„Der weiße Tiger“ ist all das, was ich am Golden Boy vermisst habe: Nicht nur Witz um des Effektes willen, nicht bloß eine Geschichte mit Unterhaltungswert, sondern eine sarkastische Beschreibung des indischen Lebens, die sehr viel tiefer geht. Dieses Buch scheint sehr viel mehr erlitten, den Autor stärker berührt zu haben, man spürt die Wut und den Hass, die Ohnmacht und die Hilflosigkeit angesichts eines korrupten und in veralteten Strukturen erstarrten Landes, in dem ein menschenwürdiges Leben zu führen fast unmöglich ist – bzw. einzig von den finanziellen Verhältnissen abhängt.
Erzählt wird die Geschichte von „Munna“ (was eigentlich bloß „Junge“ heißt: Denn für einen richtigen Namen hatten die Eltern keine Zeit gefunden), der aus der bittersten Armut auszubrechen versucht: Begabt in der Schule muss er nach zwei Jahren diese verlassen, Geld verdienen für die Familie und wird dadurch gezwungen, seine Träume von einem besseren Leben aufzugeben. Denn in der Schule wurde er noch als „weißer Tiger“ bezeichnet, als eine seltene Erscheinung, die für Besonderes vorgesehen ist. In Form eines Briefes an den chinesischen Ministerpräsidenten (der demnächst auf Indienbesuch kommen wird*) erzählt Munna sein Leben, seinen langsamen Aufstieg vom unterwürfigen Diener zum Chauffeur eines reichen (und damit unvermeidlich korrupten) Geschäftsmannes, von seinen Erniedrigungen, von der Ignoranz der Elite und der Selbstverständlichkeit, mit der die Inder aus den untersten Schichten all die Ungeheuerlichkeiten ertragen. Die Unterwürfigkeit als ein nie in Frage gestelltes Element der Gesellschaft, in der alle Änderungen schier denkunmöglich erscheinen.
Doch in Munna (der in der Schule den Namen Balram Halwai erhält, weil es so ganz ohne Katalogisierung denn doch nicht geht) wachsen trotz seiner „Erfolge“ (Chauffeur zu sein war schon ein enormer Aufstieg) Hass und Verzweiflung, er möchte ein eigenständiges, selbstbestimmtes Leben führen, ein Leben, in dem er nicht sein Gehalt an die Großfamilie ins Dorf schickt und seine Zukunft von der Gnade seines Arbeitgebers abhängt. Weshalb er sich schließlich zum Mord an seinem Chef entschließt, als dieser mit einer großen Summe Bestechungsgeld für einen Politiker unterwegs ist. Mit diesem Geld baut er selbst ein Unternehmen auf, wird reich, aber keineswegs ein moralisch untadeliger Mensch: Auch er bezahlt die Polizei für Gefälligkeiten, wird in das Geflecht von Intrige und Korruption eingebunden, obschon er sich bemüht, ein wenig gerechter und integrer zu sein als sein ehemaliger Arbeitgeber.

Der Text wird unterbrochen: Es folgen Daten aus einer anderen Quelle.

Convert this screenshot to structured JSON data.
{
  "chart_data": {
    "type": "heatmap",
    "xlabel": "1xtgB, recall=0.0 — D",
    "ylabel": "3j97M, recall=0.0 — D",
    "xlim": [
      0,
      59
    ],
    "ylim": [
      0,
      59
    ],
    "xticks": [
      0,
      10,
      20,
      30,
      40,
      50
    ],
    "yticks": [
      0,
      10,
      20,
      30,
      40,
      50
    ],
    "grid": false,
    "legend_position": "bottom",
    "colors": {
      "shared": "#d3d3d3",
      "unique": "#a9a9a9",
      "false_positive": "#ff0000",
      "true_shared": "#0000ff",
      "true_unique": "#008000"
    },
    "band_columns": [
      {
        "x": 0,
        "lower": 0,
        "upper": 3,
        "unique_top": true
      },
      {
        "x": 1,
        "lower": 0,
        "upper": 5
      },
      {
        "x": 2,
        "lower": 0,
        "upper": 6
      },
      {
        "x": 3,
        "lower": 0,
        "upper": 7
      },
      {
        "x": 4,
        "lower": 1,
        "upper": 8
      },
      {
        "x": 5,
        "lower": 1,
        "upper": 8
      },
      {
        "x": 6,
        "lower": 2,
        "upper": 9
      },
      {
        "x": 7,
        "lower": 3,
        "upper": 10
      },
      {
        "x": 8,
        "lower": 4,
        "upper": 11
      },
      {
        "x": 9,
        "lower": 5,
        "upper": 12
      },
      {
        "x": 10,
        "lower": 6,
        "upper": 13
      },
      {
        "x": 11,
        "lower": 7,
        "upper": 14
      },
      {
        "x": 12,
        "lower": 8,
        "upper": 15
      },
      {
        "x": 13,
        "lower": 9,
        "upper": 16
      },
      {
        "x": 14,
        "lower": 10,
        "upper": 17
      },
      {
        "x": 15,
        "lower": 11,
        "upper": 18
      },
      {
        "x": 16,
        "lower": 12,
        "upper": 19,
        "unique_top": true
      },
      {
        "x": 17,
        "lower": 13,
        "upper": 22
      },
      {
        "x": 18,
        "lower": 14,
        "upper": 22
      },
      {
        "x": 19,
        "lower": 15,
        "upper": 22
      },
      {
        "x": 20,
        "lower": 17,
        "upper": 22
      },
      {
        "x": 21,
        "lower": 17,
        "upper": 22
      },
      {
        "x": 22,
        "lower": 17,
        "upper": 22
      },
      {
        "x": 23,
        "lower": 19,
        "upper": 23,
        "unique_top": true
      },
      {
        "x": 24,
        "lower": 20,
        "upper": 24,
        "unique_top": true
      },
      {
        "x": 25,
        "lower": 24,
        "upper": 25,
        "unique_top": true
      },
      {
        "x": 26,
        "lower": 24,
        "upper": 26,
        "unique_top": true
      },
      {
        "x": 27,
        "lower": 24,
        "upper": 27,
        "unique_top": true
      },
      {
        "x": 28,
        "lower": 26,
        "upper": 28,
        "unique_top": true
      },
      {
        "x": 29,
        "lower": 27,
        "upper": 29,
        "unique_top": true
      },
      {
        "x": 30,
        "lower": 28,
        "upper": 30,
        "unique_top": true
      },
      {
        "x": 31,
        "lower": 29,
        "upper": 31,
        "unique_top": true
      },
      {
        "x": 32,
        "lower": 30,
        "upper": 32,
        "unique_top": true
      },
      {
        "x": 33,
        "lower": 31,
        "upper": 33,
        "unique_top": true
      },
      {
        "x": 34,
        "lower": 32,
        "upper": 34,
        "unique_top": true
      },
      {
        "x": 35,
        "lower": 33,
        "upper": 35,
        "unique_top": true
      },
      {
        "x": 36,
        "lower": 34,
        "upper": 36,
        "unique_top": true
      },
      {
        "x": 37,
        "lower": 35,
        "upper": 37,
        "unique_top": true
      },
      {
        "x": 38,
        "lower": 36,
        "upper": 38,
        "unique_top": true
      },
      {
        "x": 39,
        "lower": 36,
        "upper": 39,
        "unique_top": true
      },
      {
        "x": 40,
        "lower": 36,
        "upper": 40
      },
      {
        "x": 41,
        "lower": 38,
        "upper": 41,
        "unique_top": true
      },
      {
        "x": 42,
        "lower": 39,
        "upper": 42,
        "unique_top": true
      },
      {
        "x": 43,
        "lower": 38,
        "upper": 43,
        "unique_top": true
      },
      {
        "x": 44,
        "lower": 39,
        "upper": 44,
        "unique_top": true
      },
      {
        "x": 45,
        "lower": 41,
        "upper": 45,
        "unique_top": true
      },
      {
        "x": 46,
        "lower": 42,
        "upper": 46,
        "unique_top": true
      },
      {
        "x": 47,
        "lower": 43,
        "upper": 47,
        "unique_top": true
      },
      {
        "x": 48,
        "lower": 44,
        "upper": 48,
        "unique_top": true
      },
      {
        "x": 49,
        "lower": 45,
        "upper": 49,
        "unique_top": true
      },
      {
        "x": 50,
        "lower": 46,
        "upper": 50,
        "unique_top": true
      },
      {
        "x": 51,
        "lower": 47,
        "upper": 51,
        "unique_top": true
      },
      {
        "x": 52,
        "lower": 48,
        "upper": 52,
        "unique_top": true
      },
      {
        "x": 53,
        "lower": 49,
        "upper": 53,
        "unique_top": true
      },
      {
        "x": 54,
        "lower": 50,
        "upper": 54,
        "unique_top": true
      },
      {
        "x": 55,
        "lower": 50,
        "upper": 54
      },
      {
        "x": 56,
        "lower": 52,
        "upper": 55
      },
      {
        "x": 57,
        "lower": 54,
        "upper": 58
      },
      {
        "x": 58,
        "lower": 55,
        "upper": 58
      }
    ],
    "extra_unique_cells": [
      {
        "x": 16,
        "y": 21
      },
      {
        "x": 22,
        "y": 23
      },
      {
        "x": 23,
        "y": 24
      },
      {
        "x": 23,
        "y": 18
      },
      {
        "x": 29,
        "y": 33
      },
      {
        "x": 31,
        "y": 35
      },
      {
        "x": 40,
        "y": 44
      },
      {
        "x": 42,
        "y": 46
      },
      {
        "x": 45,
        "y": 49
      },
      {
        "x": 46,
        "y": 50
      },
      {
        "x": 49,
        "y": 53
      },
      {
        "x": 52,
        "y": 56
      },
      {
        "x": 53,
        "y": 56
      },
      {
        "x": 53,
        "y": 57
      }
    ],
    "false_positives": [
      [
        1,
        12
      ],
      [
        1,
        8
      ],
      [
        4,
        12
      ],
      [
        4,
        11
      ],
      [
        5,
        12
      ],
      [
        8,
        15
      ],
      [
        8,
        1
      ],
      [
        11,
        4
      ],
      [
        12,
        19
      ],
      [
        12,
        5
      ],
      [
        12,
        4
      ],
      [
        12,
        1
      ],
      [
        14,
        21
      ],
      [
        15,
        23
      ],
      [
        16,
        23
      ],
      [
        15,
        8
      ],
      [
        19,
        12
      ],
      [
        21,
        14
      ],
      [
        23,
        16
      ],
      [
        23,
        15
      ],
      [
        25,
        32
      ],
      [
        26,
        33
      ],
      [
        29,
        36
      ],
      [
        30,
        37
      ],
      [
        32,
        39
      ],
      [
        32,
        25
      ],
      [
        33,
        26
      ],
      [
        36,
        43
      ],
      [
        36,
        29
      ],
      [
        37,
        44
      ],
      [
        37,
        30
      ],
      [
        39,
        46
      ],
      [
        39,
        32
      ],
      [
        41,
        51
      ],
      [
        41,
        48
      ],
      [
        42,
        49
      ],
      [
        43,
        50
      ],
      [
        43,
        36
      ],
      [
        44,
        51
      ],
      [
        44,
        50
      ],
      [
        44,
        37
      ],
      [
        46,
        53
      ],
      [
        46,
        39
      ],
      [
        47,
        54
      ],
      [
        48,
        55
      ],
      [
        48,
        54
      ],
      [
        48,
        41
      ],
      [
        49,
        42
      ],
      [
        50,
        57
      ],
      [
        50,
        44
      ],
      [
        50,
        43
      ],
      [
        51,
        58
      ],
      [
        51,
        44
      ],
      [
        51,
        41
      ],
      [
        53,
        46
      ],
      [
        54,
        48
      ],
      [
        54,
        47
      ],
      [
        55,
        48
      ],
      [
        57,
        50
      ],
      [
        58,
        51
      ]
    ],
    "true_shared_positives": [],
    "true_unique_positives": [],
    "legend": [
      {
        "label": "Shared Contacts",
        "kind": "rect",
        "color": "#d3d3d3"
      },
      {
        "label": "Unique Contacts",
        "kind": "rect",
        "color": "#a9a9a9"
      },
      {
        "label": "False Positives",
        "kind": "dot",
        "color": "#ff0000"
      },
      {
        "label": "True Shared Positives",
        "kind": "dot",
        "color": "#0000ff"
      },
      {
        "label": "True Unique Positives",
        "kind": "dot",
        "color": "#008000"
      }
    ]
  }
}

Es ist eine zynisch-sarkastische Kritik der indischen Gesellschaft, ihrer überkommenen Vorurteile, ihrer veralteten Traditionen, ohne jede Beschönigung, eigentlich auch ohne jede Hoffnung. Vielleicht ist auch der im Grunde fast humoristisch anmutende Stil ein Zeichen dieser Hoffnungslosigkeit, indem man von den katastrophalen Zuständen nur mit beißender Ironie sprechen kann, weil alles andere einen sofort verzweifeln ließe. Auch wenn Adiga selbst nicht aus dieser untersten Schicht kommt (er ist Sohn eines Arztes, der mit seiner Familie nach Australien ausgewandert ist, jetzt aber wieder in Mumbai lebt), wirkt das Buch authentisch, man spürt, dass er an diesen Zuständen leidet und dass er mit seinem „Weißen Tiger“ einen Typus Mensch erschaffen hat, von dem er hofft, vielleicht erwartet, dass er sich gegen all diese Ungerechtigkeit zur Wehr setzt. Eine große, beeindruckende Anklage einer Gesellschaft, deren Ungerechtigkeiten sich mutatis mutandis auch in vielen anderen Ländern finden, die aber in unseren Breiten nicht jene lebensbedrohenden Auswirkungen haben wie in einem Entwicklungsland. Eine sehr empfehlenswerte Lektüre.
*) Das Buch ist ein einziger, langer Brief an den chinesischen Ministerpräsidenten, wobei dies immer wieder zu einem Vergleich der Systeme dient, ohne dass der Protagonist eine eindeutige Präferenz zwischen Diktatur und korrupter Demokratie erkennen lässt.
Aravind Adiga: Der weiße Tiger. München: Beck 2008.